SNB Driver - Part 3: Workload Execution Putting It All Together

by Alex Averbuch / on 20 Jan 2015

Up until now we have introduced the challenges faced when executing the LDBC SNB benchmark, as well as explained how some of these are overcome. With the foundations laid, we can now explain precisely how operations are executed.

Based on the dependencies certain operations have, and on the granularity of parallelism we wish to achieve while executing them, we assign a Dependency Mode and an Execution Mode to every operation type. Using these classifications the driver runtime then knows how each operation should be executed. These modes, as well as what they mean to the driver runtime, are described below.

Dependency Modes

While executing a workload the driver treats operations differently, depending on their Dependency Mode. In the previous section operations were categorized by whether or not they are in the sets Dependencies and/or Dependents.

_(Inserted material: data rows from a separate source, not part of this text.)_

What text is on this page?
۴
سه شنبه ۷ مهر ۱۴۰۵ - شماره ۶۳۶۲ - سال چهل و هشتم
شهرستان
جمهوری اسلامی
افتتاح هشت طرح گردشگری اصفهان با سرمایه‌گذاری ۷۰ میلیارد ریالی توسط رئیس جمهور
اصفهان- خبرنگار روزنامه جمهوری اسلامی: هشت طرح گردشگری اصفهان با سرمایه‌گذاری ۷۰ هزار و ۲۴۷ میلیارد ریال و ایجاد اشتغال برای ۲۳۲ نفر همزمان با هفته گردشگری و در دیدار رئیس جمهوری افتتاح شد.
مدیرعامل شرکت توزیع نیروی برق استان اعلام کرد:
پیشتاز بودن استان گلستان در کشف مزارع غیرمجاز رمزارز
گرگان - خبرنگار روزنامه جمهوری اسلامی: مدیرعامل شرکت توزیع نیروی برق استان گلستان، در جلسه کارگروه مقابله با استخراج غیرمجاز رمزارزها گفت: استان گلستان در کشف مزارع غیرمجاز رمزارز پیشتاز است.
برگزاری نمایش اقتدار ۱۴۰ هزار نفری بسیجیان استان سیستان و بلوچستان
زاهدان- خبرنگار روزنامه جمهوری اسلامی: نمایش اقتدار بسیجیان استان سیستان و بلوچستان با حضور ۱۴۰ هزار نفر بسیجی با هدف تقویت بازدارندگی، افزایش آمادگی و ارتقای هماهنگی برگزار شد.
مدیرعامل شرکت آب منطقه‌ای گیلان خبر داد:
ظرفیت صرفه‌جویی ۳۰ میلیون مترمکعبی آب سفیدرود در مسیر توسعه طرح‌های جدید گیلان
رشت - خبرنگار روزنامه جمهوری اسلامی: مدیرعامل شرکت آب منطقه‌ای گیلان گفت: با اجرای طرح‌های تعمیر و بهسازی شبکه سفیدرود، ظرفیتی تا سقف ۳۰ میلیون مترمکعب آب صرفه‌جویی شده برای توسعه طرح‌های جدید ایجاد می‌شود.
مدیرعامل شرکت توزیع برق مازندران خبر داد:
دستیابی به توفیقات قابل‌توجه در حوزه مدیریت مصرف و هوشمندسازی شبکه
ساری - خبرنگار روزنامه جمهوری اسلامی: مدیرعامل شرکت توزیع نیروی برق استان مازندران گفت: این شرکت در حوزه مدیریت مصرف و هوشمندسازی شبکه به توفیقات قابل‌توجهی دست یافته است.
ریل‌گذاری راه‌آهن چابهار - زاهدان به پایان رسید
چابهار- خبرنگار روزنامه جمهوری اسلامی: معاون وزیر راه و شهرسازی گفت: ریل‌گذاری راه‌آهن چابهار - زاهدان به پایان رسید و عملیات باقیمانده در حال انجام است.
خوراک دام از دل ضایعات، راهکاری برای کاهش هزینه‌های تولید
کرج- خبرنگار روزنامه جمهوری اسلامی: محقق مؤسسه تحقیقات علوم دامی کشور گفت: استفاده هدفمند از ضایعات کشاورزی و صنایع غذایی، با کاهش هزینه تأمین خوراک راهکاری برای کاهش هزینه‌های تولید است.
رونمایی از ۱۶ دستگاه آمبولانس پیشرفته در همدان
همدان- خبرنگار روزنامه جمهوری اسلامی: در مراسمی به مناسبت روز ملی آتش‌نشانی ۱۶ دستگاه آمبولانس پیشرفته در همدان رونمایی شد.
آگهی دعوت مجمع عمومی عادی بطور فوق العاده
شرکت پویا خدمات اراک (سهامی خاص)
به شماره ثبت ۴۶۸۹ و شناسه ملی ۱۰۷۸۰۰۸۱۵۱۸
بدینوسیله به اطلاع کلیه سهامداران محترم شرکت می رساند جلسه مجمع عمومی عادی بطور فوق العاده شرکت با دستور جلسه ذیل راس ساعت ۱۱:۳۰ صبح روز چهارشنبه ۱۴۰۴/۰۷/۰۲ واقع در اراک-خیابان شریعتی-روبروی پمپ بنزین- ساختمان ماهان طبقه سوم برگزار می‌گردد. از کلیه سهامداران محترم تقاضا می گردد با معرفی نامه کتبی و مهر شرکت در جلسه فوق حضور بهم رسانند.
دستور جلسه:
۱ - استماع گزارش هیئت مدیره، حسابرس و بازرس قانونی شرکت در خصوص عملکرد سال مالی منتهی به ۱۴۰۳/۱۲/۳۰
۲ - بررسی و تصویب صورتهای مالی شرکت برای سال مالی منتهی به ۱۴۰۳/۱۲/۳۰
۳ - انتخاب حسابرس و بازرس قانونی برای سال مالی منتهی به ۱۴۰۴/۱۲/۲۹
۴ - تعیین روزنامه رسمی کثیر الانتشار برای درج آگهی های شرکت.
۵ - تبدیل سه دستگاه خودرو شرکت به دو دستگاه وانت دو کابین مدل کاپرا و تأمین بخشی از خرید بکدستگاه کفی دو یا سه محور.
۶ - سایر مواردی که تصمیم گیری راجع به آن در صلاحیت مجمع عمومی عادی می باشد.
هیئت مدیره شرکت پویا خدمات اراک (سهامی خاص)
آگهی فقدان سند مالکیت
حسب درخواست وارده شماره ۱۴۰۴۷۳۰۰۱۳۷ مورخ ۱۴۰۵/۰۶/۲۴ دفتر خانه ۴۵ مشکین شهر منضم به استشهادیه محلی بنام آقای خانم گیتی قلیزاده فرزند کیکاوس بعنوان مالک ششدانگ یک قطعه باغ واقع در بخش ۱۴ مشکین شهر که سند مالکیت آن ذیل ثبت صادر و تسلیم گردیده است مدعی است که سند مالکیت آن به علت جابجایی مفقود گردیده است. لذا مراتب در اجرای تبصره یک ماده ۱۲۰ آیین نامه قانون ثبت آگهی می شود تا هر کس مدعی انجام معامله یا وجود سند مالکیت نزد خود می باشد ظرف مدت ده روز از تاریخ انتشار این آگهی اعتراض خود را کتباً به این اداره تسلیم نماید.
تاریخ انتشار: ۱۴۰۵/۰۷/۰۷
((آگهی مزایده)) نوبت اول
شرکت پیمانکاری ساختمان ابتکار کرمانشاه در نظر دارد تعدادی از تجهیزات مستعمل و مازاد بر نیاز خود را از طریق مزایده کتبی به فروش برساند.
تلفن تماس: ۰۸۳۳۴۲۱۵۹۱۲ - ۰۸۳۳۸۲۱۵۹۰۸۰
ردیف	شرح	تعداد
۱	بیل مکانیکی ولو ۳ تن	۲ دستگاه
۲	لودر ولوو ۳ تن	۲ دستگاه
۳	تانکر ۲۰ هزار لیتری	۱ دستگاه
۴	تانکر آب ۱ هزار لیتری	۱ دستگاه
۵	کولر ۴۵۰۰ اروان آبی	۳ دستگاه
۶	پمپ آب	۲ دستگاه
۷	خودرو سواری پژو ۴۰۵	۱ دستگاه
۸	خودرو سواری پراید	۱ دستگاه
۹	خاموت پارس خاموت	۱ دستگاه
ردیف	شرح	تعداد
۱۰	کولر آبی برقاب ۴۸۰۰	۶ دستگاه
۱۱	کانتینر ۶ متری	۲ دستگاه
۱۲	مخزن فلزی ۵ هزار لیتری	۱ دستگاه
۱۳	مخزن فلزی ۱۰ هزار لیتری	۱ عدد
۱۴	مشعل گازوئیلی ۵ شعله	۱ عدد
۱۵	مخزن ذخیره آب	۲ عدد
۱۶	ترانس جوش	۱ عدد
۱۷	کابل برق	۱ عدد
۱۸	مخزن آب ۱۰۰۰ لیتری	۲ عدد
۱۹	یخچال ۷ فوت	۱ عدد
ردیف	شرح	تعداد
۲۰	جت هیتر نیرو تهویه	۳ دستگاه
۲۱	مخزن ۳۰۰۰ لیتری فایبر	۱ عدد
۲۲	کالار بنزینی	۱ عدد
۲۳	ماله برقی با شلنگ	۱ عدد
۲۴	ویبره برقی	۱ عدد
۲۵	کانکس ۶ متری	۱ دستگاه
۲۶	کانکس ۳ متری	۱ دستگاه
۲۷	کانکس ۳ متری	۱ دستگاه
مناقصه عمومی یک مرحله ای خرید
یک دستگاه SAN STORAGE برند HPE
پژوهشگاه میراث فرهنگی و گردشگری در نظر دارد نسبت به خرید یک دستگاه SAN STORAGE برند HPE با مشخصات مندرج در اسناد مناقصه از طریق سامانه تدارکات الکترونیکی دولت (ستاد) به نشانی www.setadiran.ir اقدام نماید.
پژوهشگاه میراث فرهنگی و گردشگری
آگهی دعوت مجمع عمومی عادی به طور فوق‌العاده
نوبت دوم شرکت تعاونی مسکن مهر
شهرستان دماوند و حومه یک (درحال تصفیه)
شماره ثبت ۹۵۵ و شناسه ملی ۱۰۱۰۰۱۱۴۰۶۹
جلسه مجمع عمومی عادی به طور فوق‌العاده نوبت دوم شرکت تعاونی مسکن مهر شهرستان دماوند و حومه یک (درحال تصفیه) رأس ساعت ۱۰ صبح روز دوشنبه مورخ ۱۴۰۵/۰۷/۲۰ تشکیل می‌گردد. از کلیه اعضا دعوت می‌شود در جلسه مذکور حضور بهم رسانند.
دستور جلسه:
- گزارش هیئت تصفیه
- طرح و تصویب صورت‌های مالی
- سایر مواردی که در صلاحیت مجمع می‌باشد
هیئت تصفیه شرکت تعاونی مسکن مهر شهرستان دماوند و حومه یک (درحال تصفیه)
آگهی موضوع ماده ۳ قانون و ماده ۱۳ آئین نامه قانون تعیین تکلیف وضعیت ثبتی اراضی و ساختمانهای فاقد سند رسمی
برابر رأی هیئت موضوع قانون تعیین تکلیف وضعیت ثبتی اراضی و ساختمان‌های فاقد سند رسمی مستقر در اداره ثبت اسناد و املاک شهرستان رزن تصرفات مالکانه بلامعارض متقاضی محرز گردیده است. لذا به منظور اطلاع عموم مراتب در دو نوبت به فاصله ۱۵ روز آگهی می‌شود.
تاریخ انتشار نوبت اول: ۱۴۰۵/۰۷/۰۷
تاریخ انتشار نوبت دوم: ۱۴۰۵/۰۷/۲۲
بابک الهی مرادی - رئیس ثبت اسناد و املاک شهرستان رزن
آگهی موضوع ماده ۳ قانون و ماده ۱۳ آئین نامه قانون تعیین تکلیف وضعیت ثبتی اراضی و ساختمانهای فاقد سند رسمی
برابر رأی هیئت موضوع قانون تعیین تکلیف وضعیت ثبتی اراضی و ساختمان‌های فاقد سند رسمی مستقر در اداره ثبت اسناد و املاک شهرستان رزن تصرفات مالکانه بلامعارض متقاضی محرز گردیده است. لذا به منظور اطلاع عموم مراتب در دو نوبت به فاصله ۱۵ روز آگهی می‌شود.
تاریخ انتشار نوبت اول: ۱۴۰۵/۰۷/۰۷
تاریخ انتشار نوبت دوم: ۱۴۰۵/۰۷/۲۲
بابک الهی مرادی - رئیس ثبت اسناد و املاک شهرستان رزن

Another way of communicating the same categorization is by assigning a Dependency Mode to operations - every operation type generated by a workload definition must be assigned to exactly one Dependency Mode. Dependency modes define dependencies, constraints on operation execution order. The driver supports a number of different Dependency Modes: None, Read Only, Write Only, Read Write. During workload execution, operations of each type are treated as follows:

• None

Depended On (NO): operations do not introduce dependencies with other operations (i.e., the correct execution of no other operation depends on these operations to have completed executing)

– Prior Execution: do nothing – After Execution: do nothing

• Read Only

Depended On (NO): operations do not introduce dependencies with other operations (i.e., the correct execution of no other operation depends on these operations to have completed executing)

Dependent On (YES): operation execution does depend on GCT to have advanced sufficiently (i.e., correct execution of these operations requires that certain operations have completed execution)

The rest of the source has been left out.